Ignoring their emotions
Emotional input is difficult to factor, especially because you're emotional at the time. Logical thinkers are notorious for ignoring this kind of messy data, consequently starving their intuition of emotional data. Being able to "go with your gut feelings" is a major function of intuition that logical thinkers tend to miss out on.
Your gut can predict if you'll get along long-term with a new SO, or what kind of outfit would give you more confidence in your workplace, or if learning tennis in your free time will make you happier, or whether you prefer eating a cheeseburger over tacos for lunch. Logical thinkers don't have enough data collected about their emotions to know what triggers them. They tend to get bogged down and mislead with objective, yet trivial details they manage to factor out. A weak understanding of their own emotions also leads to a weaker understanding of other's emotions. You can become a better empathizer by better understanding yourself.
You could start from scratch and build your own framework, but self-assessment biases will impede productivity. Learning an existing framework is a more realistic solution. You can find resources with some light googling and I'm sure CFAR teaches some good ones too. You can improve your gut feelings too. One way is making sure you're always consciously aware of the circumstances you're in when experiencing an emotion.
Making rules too strict
Logical thinkers build frameworks in order to understand things. When adding a new rule to a framework, there's motivation to make the rule strict. The stricter the rule, the more predictive power, the better the framework. When the domain you're trying to understand has multivariable chaotic phenomena, strict rules are likely to break. The result is something like the current state of macroeconomics: a bunch of logical thinkers preoccupied by elegant models and theories that can only exist when useless in practice.

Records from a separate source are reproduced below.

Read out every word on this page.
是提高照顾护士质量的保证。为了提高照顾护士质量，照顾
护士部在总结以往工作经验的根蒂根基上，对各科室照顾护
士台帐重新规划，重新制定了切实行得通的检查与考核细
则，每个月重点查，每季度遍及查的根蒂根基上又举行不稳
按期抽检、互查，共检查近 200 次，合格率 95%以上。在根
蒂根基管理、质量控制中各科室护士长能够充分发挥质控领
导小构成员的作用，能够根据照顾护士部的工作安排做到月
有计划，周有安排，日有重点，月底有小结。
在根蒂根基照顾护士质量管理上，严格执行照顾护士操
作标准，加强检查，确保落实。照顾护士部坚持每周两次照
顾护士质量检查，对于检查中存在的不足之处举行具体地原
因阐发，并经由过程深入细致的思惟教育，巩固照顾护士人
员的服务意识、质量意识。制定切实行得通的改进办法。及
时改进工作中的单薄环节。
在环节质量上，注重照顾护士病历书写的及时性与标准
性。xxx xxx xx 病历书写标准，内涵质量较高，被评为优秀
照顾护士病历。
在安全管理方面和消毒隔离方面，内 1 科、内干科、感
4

Following rules that are too strict can have bad consequences. Imagine John the salesperson is learning how to make better first impressions and has built a rough framework so far. John has a rule that smiling always helps make people feel welcomed the first time they meet him. One day he makes a business trip to Russia to meet with a prospective client. The moment he meet his russian client, he flashes a big smile and continues to smile despite negative reactions. After a few hours of talking, his client reveals she felt he wasn't trustworthy at first and almost called off the meeting. Turns out that in Russia smiling to strangers is a sign of insincerity. John's strict rule didn't account for cultural differences, blindsiding him from updating on his clients reaction, putting him in a risky situation.
The desire to hold onto strict rules can make logical thinkers susceptible to confirmation bias too. If John made an exception to his smiling rule, he'd feel less confident about his knowledge of making first impressions, subsequently making him feel bad. He may also have to amend some other rule that relates to the smiling rule, which would further hurt his framework and his feelings.
When feeling the urge to add on a new rule, take note of circumstances in which the evidence for the rule was found in. Add exceptions that limit the rule's predictive power to similar circumstances. Another option is to entertain multiple conflicting rules simultaneously, shifting weight from one to the other after gathering more evidence.
Anyone have more biases/tendencies to add?